The total purchase price, including the assumption of debt outstanding at EP and the debt outstanding at El Paso Partners, L.P., is expected to be approximately $38 billion. Under the terms of the transaction, the consideration to be received by the EP shareholders is valued at $26.87 per EP share based on KMI’s closing price as of October 14, 2011, representing a 47 percent premium to the 20-day average closing price of EP common shares and a 37 percent premium over the closing price of EP common shares on October 14, 2011. The offer is comprised of $14.65 in cash, 0.4187 KMI Class P shares (valued at $11.26 per EP share) and 0.640 KMI warrants (valued at $0.96 per EP share) based on KMI’s closing price on October 14, 2011. The warrants will have an exercise price of $40 and a five-year term. EP shareholders will be able to elect, for each EP share held, either (i) $25.91 in cash, (ii) 0.9635 KMI Class P shares, or (iii) $14.65 in cash plus 0.4187 KMI Class P shares. All elections will be subject to proration and in all cases EP shareholders will receive 0.640 KMI warrants per share of EP common stock.
 
The transaction has been approved by each company’s board of directors. We have firm commitments for the full amount of cash required for the transaction from a syndicate of banks. Prior to closing, the transaction will require approval of both KMI and EP shareholders.

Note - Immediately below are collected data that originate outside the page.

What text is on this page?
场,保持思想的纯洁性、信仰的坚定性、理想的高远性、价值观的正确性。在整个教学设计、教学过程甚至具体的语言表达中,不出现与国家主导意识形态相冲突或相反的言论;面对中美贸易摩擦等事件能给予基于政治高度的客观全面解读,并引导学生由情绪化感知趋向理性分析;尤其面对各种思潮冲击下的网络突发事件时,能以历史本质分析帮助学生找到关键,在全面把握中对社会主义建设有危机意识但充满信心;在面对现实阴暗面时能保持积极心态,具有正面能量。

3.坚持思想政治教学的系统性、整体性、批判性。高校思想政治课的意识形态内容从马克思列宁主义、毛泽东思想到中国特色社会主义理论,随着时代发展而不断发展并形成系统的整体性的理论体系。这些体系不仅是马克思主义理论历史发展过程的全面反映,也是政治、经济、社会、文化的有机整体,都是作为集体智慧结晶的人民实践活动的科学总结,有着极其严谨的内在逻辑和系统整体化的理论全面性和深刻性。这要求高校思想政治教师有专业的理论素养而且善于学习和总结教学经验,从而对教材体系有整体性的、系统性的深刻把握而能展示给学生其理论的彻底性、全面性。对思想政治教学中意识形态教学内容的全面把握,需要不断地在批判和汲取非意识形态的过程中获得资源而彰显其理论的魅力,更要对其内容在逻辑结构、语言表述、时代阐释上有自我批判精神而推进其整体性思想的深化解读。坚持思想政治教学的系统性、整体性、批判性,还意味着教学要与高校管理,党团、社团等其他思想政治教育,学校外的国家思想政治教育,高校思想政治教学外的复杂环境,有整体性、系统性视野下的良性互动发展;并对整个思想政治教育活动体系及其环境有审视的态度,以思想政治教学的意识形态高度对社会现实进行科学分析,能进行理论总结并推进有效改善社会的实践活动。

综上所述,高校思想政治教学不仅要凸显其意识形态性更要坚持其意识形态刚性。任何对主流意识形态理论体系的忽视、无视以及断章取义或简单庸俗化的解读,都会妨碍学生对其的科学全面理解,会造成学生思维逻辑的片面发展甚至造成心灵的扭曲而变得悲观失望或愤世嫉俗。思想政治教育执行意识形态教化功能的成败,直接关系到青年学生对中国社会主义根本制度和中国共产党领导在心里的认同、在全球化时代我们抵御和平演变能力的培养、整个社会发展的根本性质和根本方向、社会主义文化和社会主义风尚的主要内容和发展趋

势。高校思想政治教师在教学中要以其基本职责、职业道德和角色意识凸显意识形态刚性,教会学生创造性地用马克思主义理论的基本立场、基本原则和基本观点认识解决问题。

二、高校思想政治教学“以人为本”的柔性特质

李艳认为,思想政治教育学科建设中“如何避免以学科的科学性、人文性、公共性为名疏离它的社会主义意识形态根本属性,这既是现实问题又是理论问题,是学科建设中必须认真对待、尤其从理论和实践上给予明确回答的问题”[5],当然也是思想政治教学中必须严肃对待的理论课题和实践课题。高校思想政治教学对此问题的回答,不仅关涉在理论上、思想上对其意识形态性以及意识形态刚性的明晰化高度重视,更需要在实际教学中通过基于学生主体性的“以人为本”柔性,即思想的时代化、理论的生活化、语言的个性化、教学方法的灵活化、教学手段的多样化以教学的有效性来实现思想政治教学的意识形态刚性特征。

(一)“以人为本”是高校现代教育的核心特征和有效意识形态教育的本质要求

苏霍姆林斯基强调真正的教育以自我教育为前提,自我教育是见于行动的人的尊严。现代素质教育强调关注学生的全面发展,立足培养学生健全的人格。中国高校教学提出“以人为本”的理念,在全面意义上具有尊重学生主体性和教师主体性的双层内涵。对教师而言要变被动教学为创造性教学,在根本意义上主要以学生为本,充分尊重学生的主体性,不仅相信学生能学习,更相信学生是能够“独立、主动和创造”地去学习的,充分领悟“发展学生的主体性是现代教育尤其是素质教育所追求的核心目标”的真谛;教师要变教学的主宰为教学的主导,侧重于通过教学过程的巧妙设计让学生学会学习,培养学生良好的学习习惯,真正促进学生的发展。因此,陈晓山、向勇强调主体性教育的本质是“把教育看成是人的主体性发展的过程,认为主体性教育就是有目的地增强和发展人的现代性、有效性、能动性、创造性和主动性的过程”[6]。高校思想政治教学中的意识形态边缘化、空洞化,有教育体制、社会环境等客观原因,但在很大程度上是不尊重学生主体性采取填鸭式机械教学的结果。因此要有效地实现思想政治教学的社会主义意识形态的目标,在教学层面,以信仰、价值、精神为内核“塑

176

The transaction is expected to close in the second quarter of 2012 and is subject to customary regulatory approvals.
 
KMP Acquisition of SouthTex Treaters
 
On October 24, 2011, KMP announced that it had signed a definitive purchase and sale agreement to acquire the natural gas treating assets of SouthTex Treaters for approximately $155.0 million in cash.  SouthTex Treaters is a leading manufacturer, designer and fabricator of natural gas treating plants that are used to remove impurities (carbon dioxide and hydrogen sulfide) from natural gas before it is delivered into gathering systems and transmission pipelines to ensure that it meets pipeline quality specifications.  The acquisition complements and expands KMP’s existing natural gas treating business, and all of the acquired operations will be included in the Natural Gas Pipelines - KMP business segment.  The transaction is expected to close in the fourth quarter of 2011, and KMP will then also assign the total purchase price to assets acquired and liabilities assumed.